Interactive map illustrates uptick in antisemitism across the US

The interactive map, which was created by an investigative journalism organization, chronicles more than 150 antisemitic crimes committed across the US in the past months.

ProPublica's interactive map showing where antisemitic crimes were carried out across the US in recent months.  (photo credit: screenshot)
ProPublica's interactive map showing where antisemitic crimes were carried out across the US in recent months.
(photo credit: screenshot)
The investigative journalism nonprofit ProPublica has produced an interactive map that chronicles over 150 antisemitic crimes across the United States from the past few months.
The graphic, which was published Wednesday, is a companion to an article ProPublica ran last week, “In an Angry and Fearful Nation, an Outbreak of Anti-Semitism,” which found evidence of over 330 incidents of antisemitism between last November and early February.
Both are part of ProPublica’s “Documenting Hate” series, which the company launched last year to “gather evidence of hate crimes and episodes of bigotry from a divided America.”
Philadelphia Jewish cemetery desecrated by vandals , suspected antisemitism (credit: REUTERS)
The interactive map links each pin to local news reports from across the country, allowing users to access the original news stories for each instance of antisemitism.
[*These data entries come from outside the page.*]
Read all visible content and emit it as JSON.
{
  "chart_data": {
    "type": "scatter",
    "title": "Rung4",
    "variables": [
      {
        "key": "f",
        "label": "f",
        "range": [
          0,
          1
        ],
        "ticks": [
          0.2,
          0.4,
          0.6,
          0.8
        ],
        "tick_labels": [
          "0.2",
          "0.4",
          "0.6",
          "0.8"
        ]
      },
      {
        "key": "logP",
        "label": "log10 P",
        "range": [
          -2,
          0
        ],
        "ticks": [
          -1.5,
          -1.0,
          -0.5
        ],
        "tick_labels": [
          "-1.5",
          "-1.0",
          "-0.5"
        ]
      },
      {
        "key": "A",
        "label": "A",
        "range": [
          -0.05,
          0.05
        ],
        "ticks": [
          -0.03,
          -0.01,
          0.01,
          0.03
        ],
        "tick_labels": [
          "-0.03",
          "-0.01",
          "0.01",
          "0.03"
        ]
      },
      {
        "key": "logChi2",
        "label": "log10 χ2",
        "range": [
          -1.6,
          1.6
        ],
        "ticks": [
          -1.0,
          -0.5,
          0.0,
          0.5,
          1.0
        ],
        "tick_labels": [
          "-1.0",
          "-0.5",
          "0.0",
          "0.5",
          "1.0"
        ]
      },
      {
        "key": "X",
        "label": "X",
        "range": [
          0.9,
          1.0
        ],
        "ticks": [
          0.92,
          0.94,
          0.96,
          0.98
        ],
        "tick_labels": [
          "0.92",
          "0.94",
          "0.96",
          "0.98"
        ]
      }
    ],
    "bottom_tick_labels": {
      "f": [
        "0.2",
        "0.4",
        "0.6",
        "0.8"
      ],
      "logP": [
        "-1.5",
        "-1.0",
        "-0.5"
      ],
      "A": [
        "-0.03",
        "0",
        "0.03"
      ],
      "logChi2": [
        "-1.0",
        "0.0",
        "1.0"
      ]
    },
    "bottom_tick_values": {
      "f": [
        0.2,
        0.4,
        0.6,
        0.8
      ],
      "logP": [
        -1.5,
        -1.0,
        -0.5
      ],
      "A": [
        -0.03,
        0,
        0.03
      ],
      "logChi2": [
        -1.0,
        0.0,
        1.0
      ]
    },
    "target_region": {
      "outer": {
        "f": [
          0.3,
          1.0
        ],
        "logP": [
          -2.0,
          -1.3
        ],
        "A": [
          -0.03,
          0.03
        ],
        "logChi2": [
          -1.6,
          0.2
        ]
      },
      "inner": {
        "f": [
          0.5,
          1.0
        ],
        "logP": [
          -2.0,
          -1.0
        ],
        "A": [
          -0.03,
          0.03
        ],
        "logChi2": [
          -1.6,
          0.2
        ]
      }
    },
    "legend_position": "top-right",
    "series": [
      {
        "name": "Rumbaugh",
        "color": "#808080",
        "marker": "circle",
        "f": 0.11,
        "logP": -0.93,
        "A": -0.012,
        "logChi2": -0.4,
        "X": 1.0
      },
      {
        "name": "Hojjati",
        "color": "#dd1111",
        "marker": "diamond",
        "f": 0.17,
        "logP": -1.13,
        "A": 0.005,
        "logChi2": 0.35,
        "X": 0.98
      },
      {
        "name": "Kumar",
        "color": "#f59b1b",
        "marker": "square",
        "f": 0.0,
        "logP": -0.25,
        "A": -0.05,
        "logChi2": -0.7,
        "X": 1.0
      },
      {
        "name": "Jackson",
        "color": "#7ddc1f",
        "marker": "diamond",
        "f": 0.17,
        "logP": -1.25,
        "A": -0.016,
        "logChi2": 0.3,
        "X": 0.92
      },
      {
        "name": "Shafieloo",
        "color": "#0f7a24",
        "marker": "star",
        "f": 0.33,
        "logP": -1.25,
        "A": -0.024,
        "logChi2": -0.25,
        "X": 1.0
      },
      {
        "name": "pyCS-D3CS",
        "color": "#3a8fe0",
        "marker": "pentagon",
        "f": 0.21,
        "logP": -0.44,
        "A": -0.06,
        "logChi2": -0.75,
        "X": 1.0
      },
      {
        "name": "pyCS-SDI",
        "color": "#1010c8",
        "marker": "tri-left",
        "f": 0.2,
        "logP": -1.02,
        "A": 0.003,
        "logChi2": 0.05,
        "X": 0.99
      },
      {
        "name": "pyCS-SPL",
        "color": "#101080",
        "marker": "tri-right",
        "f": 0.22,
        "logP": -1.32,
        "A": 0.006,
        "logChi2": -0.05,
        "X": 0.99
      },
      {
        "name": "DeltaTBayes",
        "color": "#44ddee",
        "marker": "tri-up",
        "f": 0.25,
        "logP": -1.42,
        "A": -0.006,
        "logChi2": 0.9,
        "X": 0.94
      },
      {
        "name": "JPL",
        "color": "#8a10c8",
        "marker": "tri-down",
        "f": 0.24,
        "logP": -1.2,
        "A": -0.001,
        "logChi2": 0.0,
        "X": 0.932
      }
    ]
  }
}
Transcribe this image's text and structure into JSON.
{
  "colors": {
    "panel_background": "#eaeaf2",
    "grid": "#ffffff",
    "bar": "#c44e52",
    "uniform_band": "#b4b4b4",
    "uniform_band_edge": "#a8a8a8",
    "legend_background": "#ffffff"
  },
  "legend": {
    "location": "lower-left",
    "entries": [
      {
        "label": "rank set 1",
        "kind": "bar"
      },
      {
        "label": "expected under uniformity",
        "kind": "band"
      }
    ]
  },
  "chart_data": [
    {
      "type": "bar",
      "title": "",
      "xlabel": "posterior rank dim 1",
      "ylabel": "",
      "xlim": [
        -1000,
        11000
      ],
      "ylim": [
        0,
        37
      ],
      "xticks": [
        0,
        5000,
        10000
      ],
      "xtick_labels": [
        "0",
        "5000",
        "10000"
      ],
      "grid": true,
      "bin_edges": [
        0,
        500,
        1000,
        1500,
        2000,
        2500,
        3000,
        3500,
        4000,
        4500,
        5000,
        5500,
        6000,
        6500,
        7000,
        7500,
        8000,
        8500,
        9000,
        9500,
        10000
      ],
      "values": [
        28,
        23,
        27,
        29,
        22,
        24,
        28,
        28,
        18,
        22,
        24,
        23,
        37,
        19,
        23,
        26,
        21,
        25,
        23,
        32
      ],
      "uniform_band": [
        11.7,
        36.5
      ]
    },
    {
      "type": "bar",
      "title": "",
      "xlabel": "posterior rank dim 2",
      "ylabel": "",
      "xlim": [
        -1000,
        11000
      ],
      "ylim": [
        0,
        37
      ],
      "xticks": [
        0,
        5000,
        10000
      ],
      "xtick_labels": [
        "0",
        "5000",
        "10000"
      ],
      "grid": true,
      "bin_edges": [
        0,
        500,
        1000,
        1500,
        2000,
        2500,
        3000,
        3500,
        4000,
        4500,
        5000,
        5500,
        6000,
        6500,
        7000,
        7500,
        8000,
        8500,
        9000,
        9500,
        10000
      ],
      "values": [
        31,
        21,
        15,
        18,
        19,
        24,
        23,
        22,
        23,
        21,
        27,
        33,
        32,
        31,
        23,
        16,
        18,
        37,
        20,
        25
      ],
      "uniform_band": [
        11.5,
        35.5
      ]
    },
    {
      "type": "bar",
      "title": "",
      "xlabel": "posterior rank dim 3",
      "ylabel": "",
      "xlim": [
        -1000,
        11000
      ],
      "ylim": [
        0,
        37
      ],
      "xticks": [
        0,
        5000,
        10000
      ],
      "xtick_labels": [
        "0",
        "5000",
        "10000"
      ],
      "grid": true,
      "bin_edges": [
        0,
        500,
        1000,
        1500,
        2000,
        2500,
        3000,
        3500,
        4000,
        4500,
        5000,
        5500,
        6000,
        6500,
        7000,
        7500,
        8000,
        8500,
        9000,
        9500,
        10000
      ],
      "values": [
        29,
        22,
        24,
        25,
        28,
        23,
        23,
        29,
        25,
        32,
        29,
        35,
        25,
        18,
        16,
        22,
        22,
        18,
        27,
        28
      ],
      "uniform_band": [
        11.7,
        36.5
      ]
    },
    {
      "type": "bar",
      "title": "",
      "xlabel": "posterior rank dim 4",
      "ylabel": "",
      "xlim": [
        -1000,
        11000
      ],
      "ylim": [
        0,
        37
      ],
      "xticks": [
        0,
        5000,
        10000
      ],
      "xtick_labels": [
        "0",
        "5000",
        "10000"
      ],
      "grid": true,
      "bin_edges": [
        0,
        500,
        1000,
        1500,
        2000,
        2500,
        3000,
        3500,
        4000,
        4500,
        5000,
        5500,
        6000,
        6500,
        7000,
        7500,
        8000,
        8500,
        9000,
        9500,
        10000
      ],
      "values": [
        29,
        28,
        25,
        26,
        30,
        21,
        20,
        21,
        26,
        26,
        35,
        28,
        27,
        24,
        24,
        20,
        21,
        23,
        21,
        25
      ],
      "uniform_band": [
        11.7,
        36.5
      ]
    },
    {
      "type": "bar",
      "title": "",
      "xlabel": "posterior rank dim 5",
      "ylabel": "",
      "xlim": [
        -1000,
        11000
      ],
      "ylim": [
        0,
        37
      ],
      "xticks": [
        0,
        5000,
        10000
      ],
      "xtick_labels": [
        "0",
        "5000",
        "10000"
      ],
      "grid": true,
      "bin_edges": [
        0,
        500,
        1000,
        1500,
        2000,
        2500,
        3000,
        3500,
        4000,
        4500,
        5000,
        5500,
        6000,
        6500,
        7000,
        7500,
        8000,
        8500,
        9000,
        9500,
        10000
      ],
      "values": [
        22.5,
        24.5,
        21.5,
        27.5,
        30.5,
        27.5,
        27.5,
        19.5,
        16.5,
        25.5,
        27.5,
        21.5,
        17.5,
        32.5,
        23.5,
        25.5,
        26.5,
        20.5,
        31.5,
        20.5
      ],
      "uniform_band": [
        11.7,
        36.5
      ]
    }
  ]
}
Most of the incidents involve vandalism, such as spray-painted swastikas and other defacement of public spaces.
Other organizations have documented spikes in antisemitic incidents since the election of Donald Trump as president in November. The Southern Poverty Law Center recorded 100 incidents in the first 10 days after Trump’s election. The New York Police Department recorded 43 anti-Semitic incidents in New York City in the month after the election.
JTA has reported in recent months that dozens of Jewish community centers across the country have been threatened with over 150 phoned-in or emailed bomb threats.
The head of the Anti-Defamation League, Jonathan Greenblatt, said at a conference in November that public discourse in the United States on antisemitism was at its worst point since the 1930s.
Trump was dogged by assertions during the campaign that he failed to condemn the antisemitism displayed by some of his supporters, such as former Ku Klux Klan leader David Duke. After avoiding the topic while being asked about it multiple times at news conferences and interviews, Trump condemned the attacks on JCCs late last month.